Un bras de fer inédit oppose la prestigieuse université de Harvard à l’administration Trump. En cause : le refus de l’établissement de se soumettre aux exigences du gouvernement fédéral. Résultat immédiat, le 14 avril, la Maison-Blanche annonçait le gel de 2,2 milliards de dollars de subventions fédérales destinées à l’université. Un épisode qui cristallise les tensions entre pouvoir exécutif et institutions académiques dans un climat politique américain de plus en plus polarisé.
Tout part d’une lettre adressée par le cabinet d’avocats représentant Harvard à trois hauts responsables de l’administration Trump. Dans cette missive, l’université rejette catégoriquement les demandes de Washington, parmi lesquelles la fermeture immédiate des programmes de diversité, équité et inclusion (DEI), la transmission de toutes les données d’admission et de recrutement au gouvernement, ainsi qu’un audit complet des opinions exprimées par les étudiants et le personnel enseignant.
Alan Garber, président de Harvard, a réaffirmé dans une déclaration publique l’indépendance de l’université :
« Aucun gouvernement, quel que soit le parti au pouvoir, ne devrait dicter ce que les universités peuvent enseigner, qui elles peuvent admettre ou embaucher, ni quels domaines de recherche elles doivent poursuivre. »
L’antisémitisme : un motif officiel, mais controversé
L’administration Trump justifie sa décision en invoquant la montée de l’antisémitisme sur les campus. À l’automne 2023, Harvard a été le théâtre de manifestations pro-palestiniennes après les événements du 7 octobre, certaines ayant donné lieu à des propos ou actes jugés antisémites. Ces dérives ont suscité des plaintes d’étudiants et ont conduit en janvier 2024 à la démission de la présidente Claudine Gay, accusée de minimiser les incidents.
Malgré les mesures prises par l’université depuis pour renforcer ses dispositifs de prévention contre les discriminations, le gouvernement juge les réponses insuffisantes. Le gel des fonds s’inscrit dans le cadre de l’action d’une task force fédérale de lutte contre l’antisémitisme.
Au-delà de la lutte contre l’antisémitisme, plusieurs observateurs estiment que ce bras de fer cache une offensive politique contre les bastions du progressisme universitaire. Harvard, comme d’autres institutions de la côte Est, incarne aux yeux de Donald Trump et de ses partisans la « culture woke » qu’ils dénoncent avec vigueur.
Le ministère de l’Éducation a d’ailleurs élargi ses critiques en mars, évoquant aussi la promotion d’idéologies clivantes, perçues comme une entrave à la liberté académique. Cette offensive s’inscrit dans une stratégie plus large : remettre en cause les politiques de discrimination positive et restreindre les financements publics jugés inutiles.

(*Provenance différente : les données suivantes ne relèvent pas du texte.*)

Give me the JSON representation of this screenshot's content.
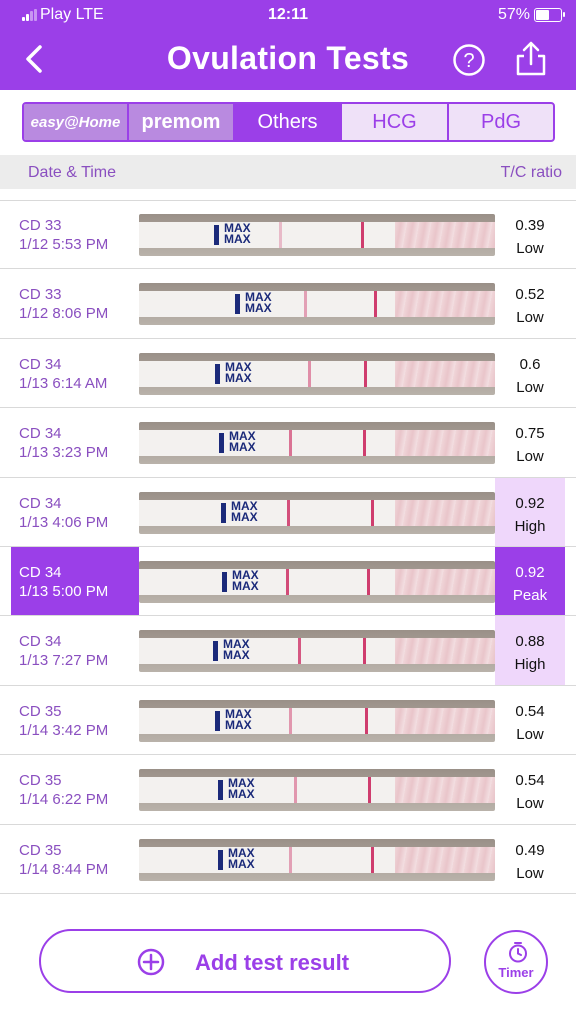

Une résistance symbolique et risquée
Face à cette attaque, Harvard ne plie pas. Plus de 800 membres de son corps enseignant ont signé une lettre de soutien à la direction, appelant à une réponse ferme et coordonnée face à ce qu’ils qualifient de « dérive antidémocratique ».
L’université bénéficie d’un avantage de taille : sa richesse. Les subventions fédérales ne représentent qu’environ 11 % de son budget. Elle avait d’ailleurs anticipé le bras de fer en levant récemment 750 millions de dollars sur les marchés. Mais le risque est ailleurs : dans la réaction de ses donateurs privés. Plusieurs d’entre eux avaient déjà exprimé leur malaise face aux controverses passées, et pourraient se retirer sous la pression politique.
Il faut noter que Harvard pourrait ne pas être la seule cible. Columbia, autre grande université américaine, a préféré céder face aux exigences fédérales. Mais la décision de Harvard d’entrer en résistance pourrait faire école. Certains y voient même le début d’un mouvement de contestation plus large au sein des institutions académiques américaines.